Cisco Systems is expanding its container capabilities as part of its larger multi-cloud initiative and months-old partnership with Google around the deployment and management of hybrid clouds.
The company last week unveiled that its latest version of the software for its HyperFlex hyperconverged system will support containers, which in an increasingly cloud-centric world are becoming an alternative to virtual machines (VMs) for deploying and running applications both on-premises and in the cloud.
At the vendor’s Cisco Live show this week in Barcelona, Cisco officials unveiled the Cisco Container Platform, a software offering that is based entirely on the open-source upstream Kubernetes container orchestration platform.
The move adds to previous efforts Cisco has made regarding containers, including the partnership it announced almost a year ago with container provider Docker that enables container deployments on the networking giant’s Unified Computing System (UCS) appliances.
The Cisco Container Platform also is another step in the company’s ongoing transition to a role as a software and services vendor, focusing more on subscription sales and recurring revenue rather than simply one-time hardware sales.

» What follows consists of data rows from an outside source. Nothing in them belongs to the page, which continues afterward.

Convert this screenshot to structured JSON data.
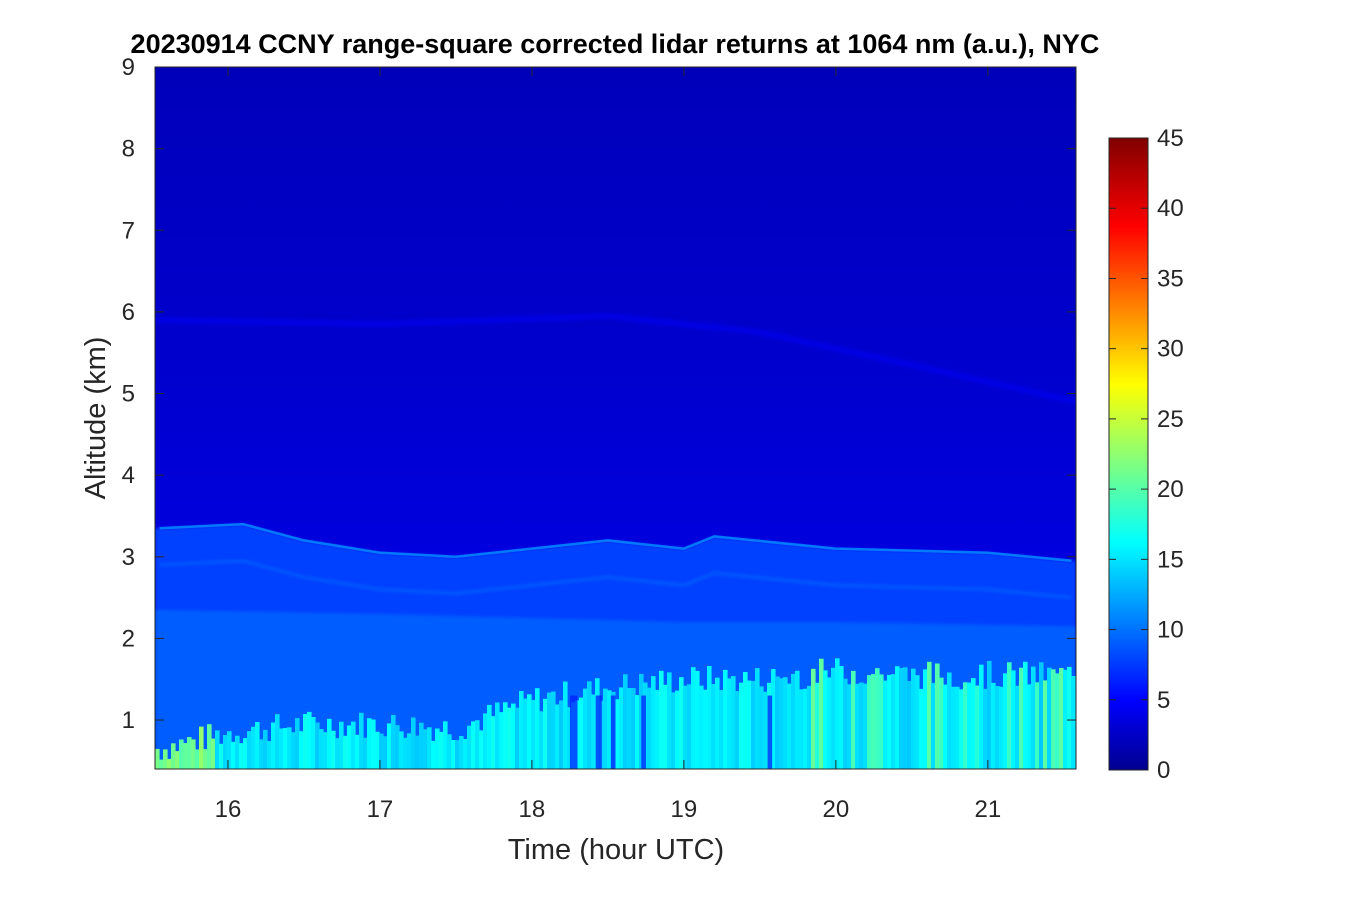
{
  "chart_data": {
    "type": "heatmap",
    "title": "20230914 CCNY range-square corrected lidar returns at 1064 nm (a.u.), NYC",
    "xlabel": "Time (hour UTC)",
    "ylabel": "Altitude (km)",
    "xlim": [
      15.52,
      21.58
    ],
    "ylim": [
      0.4,
      9
    ],
    "xticks": [
      16,
      17,
      18,
      19,
      20,
      21
    ],
    "yticks": [
      1,
      2,
      3,
      4,
      5,
      6,
      7,
      8,
      9
    ],
    "colorbar": {
      "colormap": "jet",
      "range": [
        0,
        45
      ],
      "ticks": [
        0,
        5,
        10,
        15,
        20,
        25,
        30,
        35,
        40,
        45
      ]
    },
    "field_description": {
      "boundary_layer_top_km": [
        {
          "time": 15.55,
          "alt": 0.65
        },
        {
          "time": 16.0,
          "alt": 0.85
        },
        {
          "time": 16.5,
          "alt": 0.95
        },
        {
          "time": 17.0,
          "alt": 0.95
        },
        {
          "time": 17.5,
          "alt": 0.9
        },
        {
          "time": 18.0,
          "alt": 1.25
        },
        {
          "time": 18.5,
          "alt": 1.4
        },
        {
          "time": 19.0,
          "alt": 1.5
        },
        {
          "time": 19.5,
          "alt": 1.5
        },
        {
          "time": 20.0,
          "alt": 1.6
        },
        {
          "time": 20.5,
          "alt": 1.55
        },
        {
          "time": 21.0,
          "alt": 1.55
        },
        {
          "time": 21.55,
          "alt": 1.55
        }
      ],
      "aerosol_layer_top_km": [
        {
          "time": 15.55,
          "alt": 3.35
        },
        {
          "time": 16.1,
          "alt": 3.4
        },
        {
          "time": 16.5,
          "alt": 3.2
        },
        {
          "time": 17.0,
          "alt": 3.05
        },
        {
          "time": 17.5,
          "alt": 3.0
        },
        {
          "time": 18.0,
          "alt": 3.1
        },
        {
          "time": 18.5,
          "alt": 3.2
        },
        {
          "time": 19.0,
          "alt": 3.1
        },
        {
          "time": 19.2,
          "alt": 3.25
        },
        {
          "time": 20.0,
          "alt": 3.1
        },
        {
          "time": 21.0,
          "alt": 3.05
        },
        {
          "time": 21.55,
          "alt": 2.95
        }
      ],
      "boundary_layer_value": 16,
      "residual_layer_value": 10,
      "free_troposphere_value": 3.5
    }
  }
}
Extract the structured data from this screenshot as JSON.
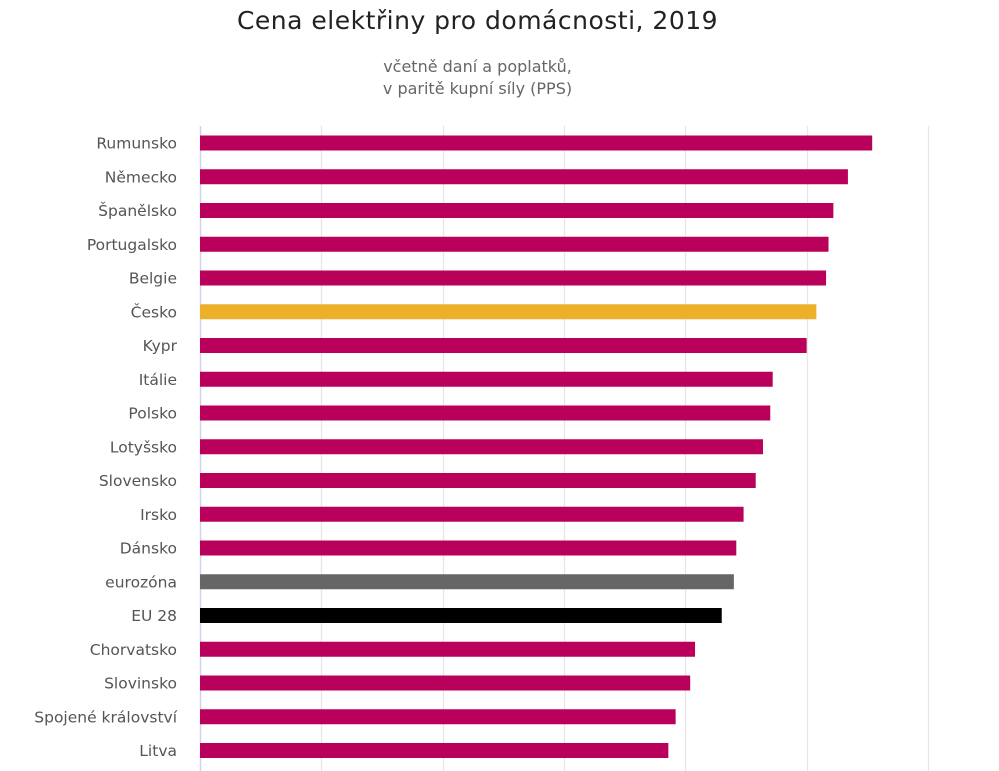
{
  "chart_data": {
    "type": "bar",
    "orientation": "horizontal",
    "title": "Cena elektřiny pro domácnosti, 2019",
    "subtitle_lines": [
      "včetně daní a poplatků,",
      "v paritě kupní síly (PPS)"
    ],
    "xlabel": "",
    "ylabel": "",
    "xlim": [
      0,
      0.3
    ],
    "grid": true,
    "gridlines": [
      0,
      0.05,
      0.1,
      0.15,
      0.2,
      0.25,
      0.3
    ],
    "tick_labels_visible": false,
    "legend": "none",
    "categories": [
      "Rumunsko",
      "Německo",
      "Španělsko",
      "Portugalsko",
      "Belgie",
      "Česko",
      "Kypr",
      "Itálie",
      "Polsko",
      "Lotyšsko",
      "Slovensko",
      "Irsko",
      "Dánsko",
      "eurozóna",
      "EU 28",
      "Chorvatsko",
      "Slovinsko",
      "Spojené království",
      "Litva"
    ],
    "values": [
      0.277,
      0.267,
      0.261,
      0.259,
      0.258,
      0.254,
      0.25,
      0.236,
      0.235,
      0.232,
      0.229,
      0.224,
      0.221,
      0.22,
      0.215,
      0.204,
      0.202,
      0.196,
      0.193
    ],
    "bar_colors": [
      "#b9005a",
      "#b9005a",
      "#b9005a",
      "#b9005a",
      "#b9005a",
      "#ecb02a",
      "#b9005a",
      "#b9005a",
      "#b9005a",
      "#b9005a",
      "#b9005a",
      "#b9005a",
      "#b9005a",
      "#666666",
      "#000000",
      "#b9005a",
      "#b9005a",
      "#b9005a",
      "#b9005a"
    ]
  },
  "colors": {
    "default_bar": "#b9005a",
    "highlight_bar": "#ecb02a",
    "eurozone_bar": "#666666",
    "eu_bar": "#000000",
    "gridline": "#e6e6e6",
    "axis": "#ccd6eb"
  }
}
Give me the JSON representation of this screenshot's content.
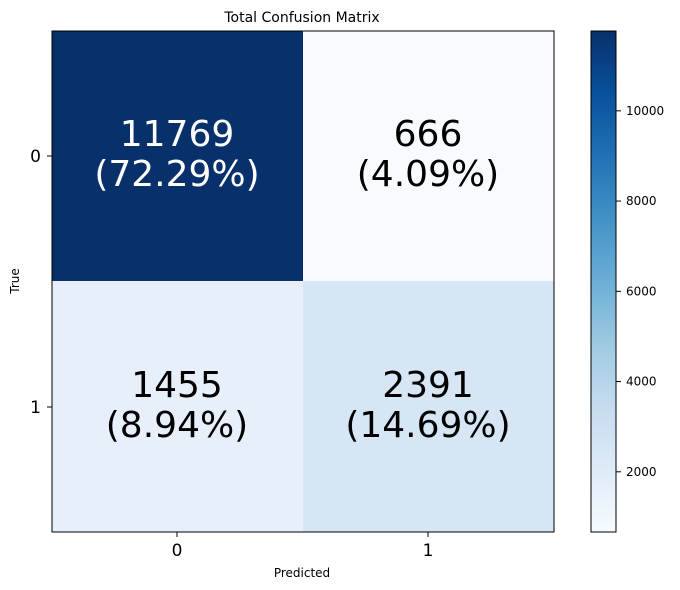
{
  "chart_data": {
    "type": "heatmap",
    "title": "Total Confusion Matrix",
    "xlabel": "Predicted",
    "ylabel": "True",
    "x_categories": [
      "0",
      "1"
    ],
    "y_categories": [
      "0",
      "1"
    ],
    "values": [
      [
        11769,
        666
      ],
      [
        1455,
        2391
      ]
    ],
    "cell_labels": [
      [
        "11769",
        "(72.29%)",
        "666",
        "(4.09%)"
      ],
      [
        "1455",
        "(8.94%)",
        "2391",
        "(14.69%)"
      ]
    ],
    "colormap": "Blues",
    "colorbar": {
      "range": [
        666,
        11769
      ],
      "ticks": [
        2000,
        4000,
        6000,
        8000,
        10000
      ],
      "tick_labels": [
        "2000",
        "4000",
        "6000",
        "8000",
        "10000"
      ]
    },
    "colors": {
      "cell_0_0": "#08306b",
      "cell_0_1": "#f7fbff",
      "cell_1_0": "#e7f0fa",
      "cell_1_1": "#d6e6f4",
      "text_dark_cell": "#ffffff",
      "text_light_cell": "#000000"
    }
  }
}
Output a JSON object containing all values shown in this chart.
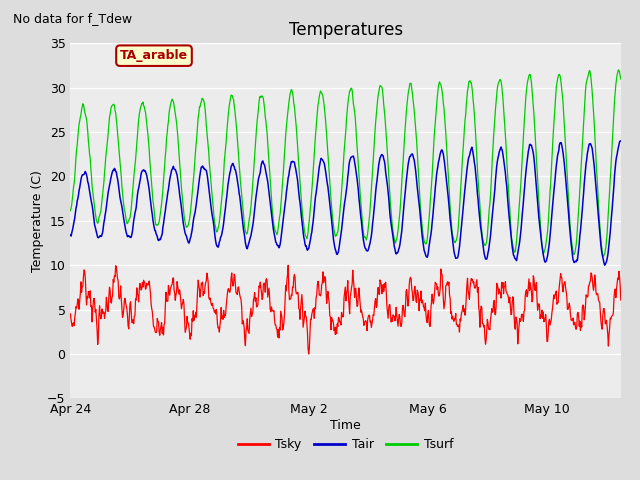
{
  "title": "Temperatures",
  "top_left_text": "No data for f_Tdew",
  "annotation_text": "TA_arable",
  "xlabel": "Time",
  "ylabel": "Temperature (C)",
  "ylim": [
    -5,
    35
  ],
  "yticks": [
    -5,
    0,
    5,
    10,
    15,
    20,
    25,
    30,
    35
  ],
  "xtick_labels": [
    "Apr 24",
    "Apr 28",
    "May 2",
    "May 6",
    "May 10"
  ],
  "xtick_pos": [
    0,
    4,
    8,
    12,
    16
  ],
  "n_days": 18.5,
  "bg_color": "#dddddd",
  "plot_bg_color": "#ececec",
  "line_colors": {
    "Tsky": "#ff0000",
    "Tair": "#0000cc",
    "Tsurf": "#00cc00"
  },
  "annotation_bg": "#ffffcc",
  "annotation_border": "#aa0000",
  "annotation_color": "#aa0000"
}
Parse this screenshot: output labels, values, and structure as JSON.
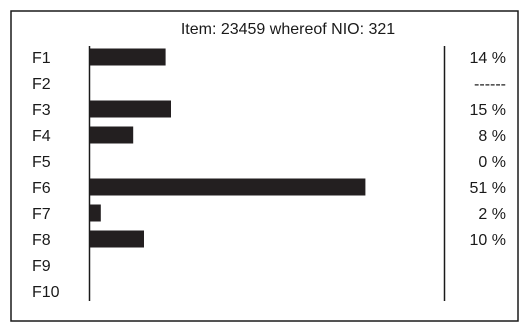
{
  "header": {
    "item_label": "Item:",
    "item_count": "23459",
    "nio_label": "whereof NIO:",
    "nio_count": "321"
  },
  "chart_data": {
    "type": "bar",
    "orientation": "horizontal",
    "title": "Item:  23459 whereof NIO:  321",
    "categories": [
      "F1",
      "F2",
      "F3",
      "F4",
      "F5",
      "F6",
      "F7",
      "F8",
      "F9",
      "F10"
    ],
    "values": [
      14,
      null,
      15,
      8,
      0,
      51,
      2,
      10,
      null,
      null
    ],
    "value_labels": [
      "14 %",
      "------",
      "15 %",
      "8 %",
      "0 %",
      "51 %",
      "2 %",
      "10 %",
      "",
      ""
    ],
    "unit": "%",
    "xlim": [
      0,
      100
    ],
    "bar_color": "#231f20",
    "grid": false,
    "legend": "none"
  }
}
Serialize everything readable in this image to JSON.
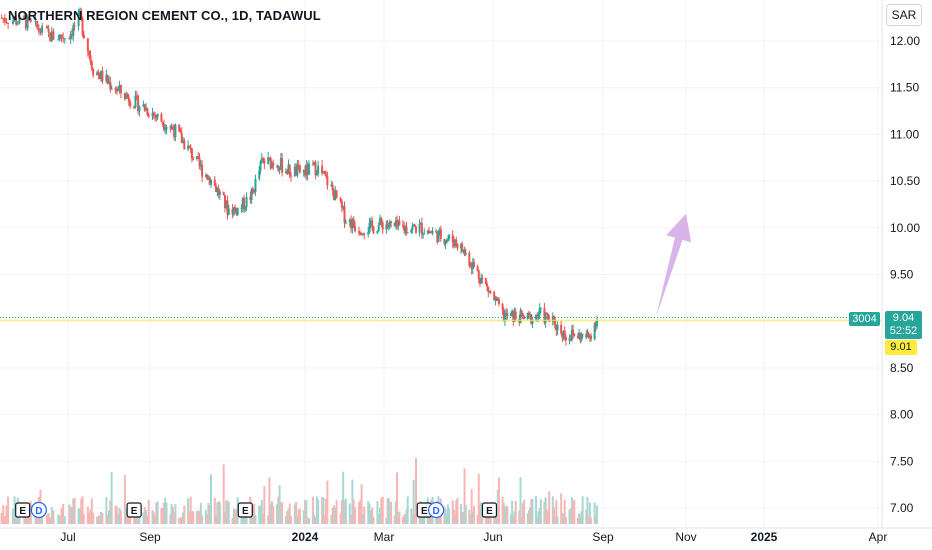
{
  "header": {
    "title": "NORTHERN REGION CEMENT CO., 1D, TADAWUL",
    "currency_button": "SAR"
  },
  "price_labels": {
    "last_price": "9.04",
    "countdown": "52:52",
    "volume": "3004",
    "previous_close": "9.01"
  },
  "colors": {
    "up": "#26a69a",
    "down": "#ef5350",
    "volume_up": "#a5d8d3",
    "volume_down": "#f7b6b4",
    "arrow": "#d8b4e8",
    "last_price_line": "#26a69a",
    "previous_close_line": "#ffeb3b"
  },
  "events": {
    "earnings_label": "E",
    "dividend_label": "D"
  },
  "chart_data": {
    "type": "candlestick",
    "title": "NORTHERN REGION CEMENT CO., 1D, TADAWUL",
    "currency": "SAR",
    "y_ticks": [
      12.0,
      11.5,
      11.0,
      10.5,
      10.0,
      9.5,
      9.0,
      8.5,
      8.0,
      7.5,
      7.0
    ],
    "y_tick_labels": [
      "12.00",
      "11.50",
      "11.00",
      "10.50",
      "10.00",
      "9.50",
      "9.00",
      "8.50",
      "8.00",
      "7.50",
      "7.00"
    ],
    "ylim": [
      6.65,
      12.37
    ],
    "x_tick_labels": [
      "Jul",
      "Sep",
      "2024",
      "Mar",
      "Jun",
      "Sep",
      "Nov",
      "2025",
      "Apr"
    ],
    "close_path": [
      [
        "2023-05-20",
        12.25
      ],
      [
        "2023-06-05",
        12.2
      ],
      [
        "2023-06-20",
        12.05
      ],
      [
        "2023-07-01",
        12.05
      ],
      [
        "2023-07-10",
        12.25
      ],
      [
        "2023-07-20",
        11.7
      ],
      [
        "2023-08-01",
        11.55
      ],
      [
        "2023-08-10",
        11.45
      ],
      [
        "2023-08-20",
        11.35
      ],
      [
        "2023-09-01",
        11.25
      ],
      [
        "2023-09-10",
        11.15
      ],
      [
        "2023-09-20",
        11.05
      ],
      [
        "2023-10-01",
        10.85
      ],
      [
        "2023-10-10",
        10.65
      ],
      [
        "2023-10-20",
        10.5
      ],
      [
        "2023-11-01",
        10.2
      ],
      [
        "2023-11-10",
        10.2
      ],
      [
        "2023-11-20",
        10.35
      ],
      [
        "2023-11-28",
        10.7
      ],
      [
        "2023-12-10",
        10.7
      ],
      [
        "2023-12-20",
        10.6
      ],
      [
        "2024-01-01",
        10.6
      ],
      [
        "2024-01-10",
        10.65
      ],
      [
        "2024-01-20",
        10.45
      ],
      [
        "2024-02-01",
        10.1
      ],
      [
        "2024-02-10",
        10.0
      ],
      [
        "2024-02-20",
        10.0
      ],
      [
        "2024-03-01",
        10.05
      ],
      [
        "2024-03-10",
        10.0
      ],
      [
        "2024-03-20",
        10.0
      ],
      [
        "2024-04-01",
        10.0
      ],
      [
        "2024-04-10",
        9.95
      ],
      [
        "2024-04-20",
        9.9
      ],
      [
        "2024-05-01",
        9.85
      ],
      [
        "2024-05-10",
        9.7
      ],
      [
        "2024-05-20",
        9.5
      ],
      [
        "2024-06-01",
        9.25
      ],
      [
        "2024-06-10",
        9.05
      ],
      [
        "2024-06-20",
        9.05
      ],
      [
        "2024-07-01",
        9.02
      ],
      [
        "2024-07-10",
        9.08
      ],
      [
        "2024-07-20",
        9.0
      ],
      [
        "2024-08-01",
        8.85
      ],
      [
        "2024-08-10",
        8.85
      ],
      [
        "2024-08-20",
        8.82
      ],
      [
        "2024-08-27",
        9.04
      ]
    ],
    "last_price": 9.04,
    "previous_close": 9.01,
    "last_volume": 3004,
    "forecast_arrow": {
      "from": [
        "2024-10-10",
        9.05
      ],
      "to": [
        "2024-11-01",
        10.15
      ]
    },
    "event_markers": [
      {
        "type": "E",
        "date": "2023-06-03"
      },
      {
        "type": "D",
        "date": "2023-06-13"
      },
      {
        "type": "E",
        "date": "2023-08-20"
      },
      {
        "type": "E",
        "date": "2023-11-15"
      },
      {
        "type": "E",
        "date": "2024-04-04"
      },
      {
        "type": "D",
        "date": "2024-04-14"
      },
      {
        "type": "E",
        "date": "2024-05-29"
      }
    ],
    "grid": true
  }
}
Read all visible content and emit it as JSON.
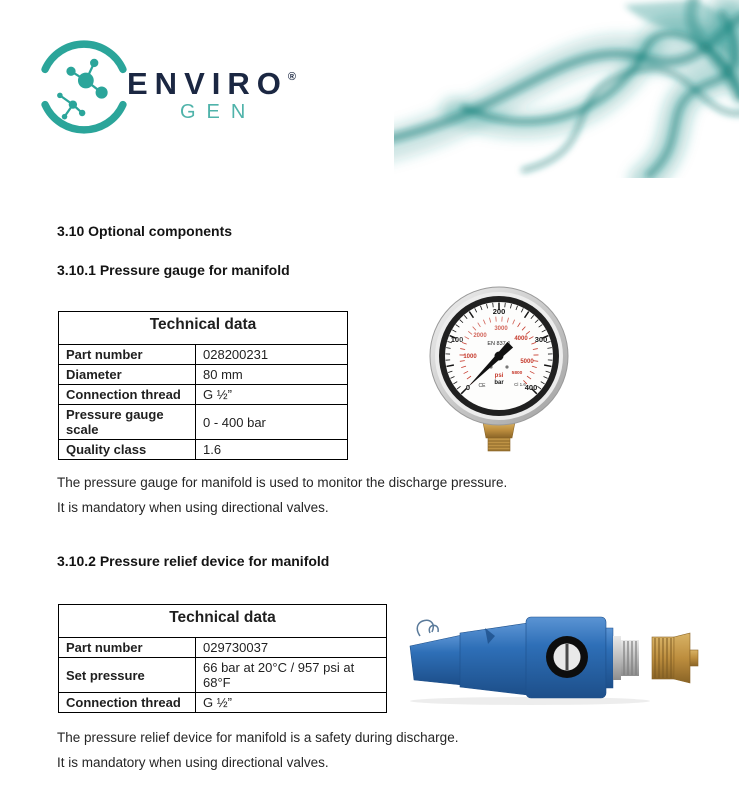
{
  "logo": {
    "brand": "ENVIRO",
    "registered": "®",
    "sub": "GEN"
  },
  "headings": {
    "section": "3.10 Optional components",
    "sub1": "3.10.1 Pressure gauge for manifold",
    "sub2": "3.10.2 Pressure relief device for manifold"
  },
  "table1": {
    "title": "Technical data",
    "rows": [
      {
        "label": "Part number",
        "value": "028200231"
      },
      {
        "label": "Diameter",
        "value": "80 mm"
      },
      {
        "label": "Connection thread",
        "value": "G ½”"
      },
      {
        "label": "Pressure gauge scale",
        "value": "0 - 400 bar"
      },
      {
        "label": "Quality class",
        "value": "1.6"
      }
    ]
  },
  "para1": {
    "line1": "The pressure gauge for manifold is used to monitor the discharge pressure.",
    "line2": "It is mandatory when using directional valves."
  },
  "table2": {
    "title": "Technical data",
    "rows": [
      {
        "label": "Part number",
        "value": "029730037"
      },
      {
        "label": "Set pressure",
        "value": "66 bar at 20°C / 957 psi at 68°F"
      },
      {
        "label": "Connection thread",
        "value": "G ½”"
      }
    ]
  },
  "para2": {
    "line1": "The pressure relief device for manifold is a safety during discharge.",
    "line2": "It is mandatory when using directional valves."
  },
  "gauge": {
    "standard": "EN 837-1",
    "bar_labels": [
      "0",
      "100",
      "200",
      "300",
      "400"
    ],
    "psi_labels": [
      "1000",
      "2000",
      "3000",
      "4000",
      "5000"
    ],
    "psi_max": "5800",
    "psi_unit": "psi",
    "bar_unit": "bar",
    "class_label": "Cl 1.6",
    "ce_mark": "CE"
  },
  "colors": {
    "teal": "#2BA59A",
    "navy": "#1B2742",
    "valve_blue": "#2E6FB7",
    "brass": "#BD8E3E",
    "scale_red": "#C63A2C"
  }
}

“One of the things that makes this new solution so compelling is that it helps customers tap into the potential that containers offer,” Kip Compton, vice president of Cisco’s Cloud Platform and Solutions Group, wrote in a post on the company blog. “Containers start faster and use less memory than virtual machines. And they make it possible for developers to package applications so they can work in a consistent and predictable environment. Containers can run anywhere making development and deployment so much easier.”
All those attributes have fueled the quick adoption of containers by enterprises as they migrate to hybrid cloud environments—a mixture of public clouds, private clouds and on-premises data centers—for business operations.
Kubernetes grew from internal projects that Google IT administrators used to manage their in-house container environments and has since become the pre-eminent container orchestration platform in a market that includes Mesos and Docker Swarm.
According to Tuan Nguyen, technical marketing engineer for Cisco Cloud Center, that advantage can be seen in such recent moves as Kubernetes support in Apache Mesos and Docker’s integration of Kubernetes into its Enterprise Edition.
“For the past several years, Docker Swarm, Mesos and Kubernetes have engaged in the duel to bring orchestration nirvana to containerized applications,” Nguyen wrote in a post on the company blog. “While there are other participants in the fray and while Mesos has had a longer showing, Kubernetes seems to be capturing the pole position.”
Cisco officials are working to positioning the company as the enabler of the multi-cloud, the idea that enterprises not only will move much of their businesses to private and public clouds, but that it will include more than one public cloud.
The vendor is pulling together hardware and software products as well as services aimed at helping customers from the time they start planning their move to the cloud to deploying, managing and securing applications and data once the move is made. The multi-cloud strategy comes after Cisco last year ditched its Intercloud effort to be a cloud provider.
The partnership with Google, announced in October 2017, involves building a hybrid cloud offering that will protect the many millions of dollars businesses have invested in their existing data center infrastructures while carving a path to the public cloud.
At the same time, customers will be able to decide which workloads to bring to the cloud and which ones to keep behind the corporate firewall. The hybrid cloud effort includes the Google Cloud Platform and such technologies as Apigee and Istio, driven by Google, and the Google Kubernetes Engine.
“The Cisco Container Platform represents the next milestone in bringing the Cisco and Google Cloud open, hybrid cloud solution … to our customers,” Cisco’s Compton wrote in his blog post. “Cisco’s engineering teams have been working closely with the Google Cloud teams to extend and optimize the Kubernetes platform for on-premises production environments. The Cisco Container Platform is an integral part of the Cisco and Google Cloud solution.”
The Cisco Container Platform gives enterprises a route for more easily running containers in their on-premises private clouds as well as in the public cloud, according to company officials.
The platform initially will be available as software on Cisco HyperFlex 3.0 in April. In the summer it will become available on VM infrastructure, bare-metal systems and in the public cloud. The platform will offer container cluster management capabilities from setup and orchestration to authentication, monitoring, networking and load balancing.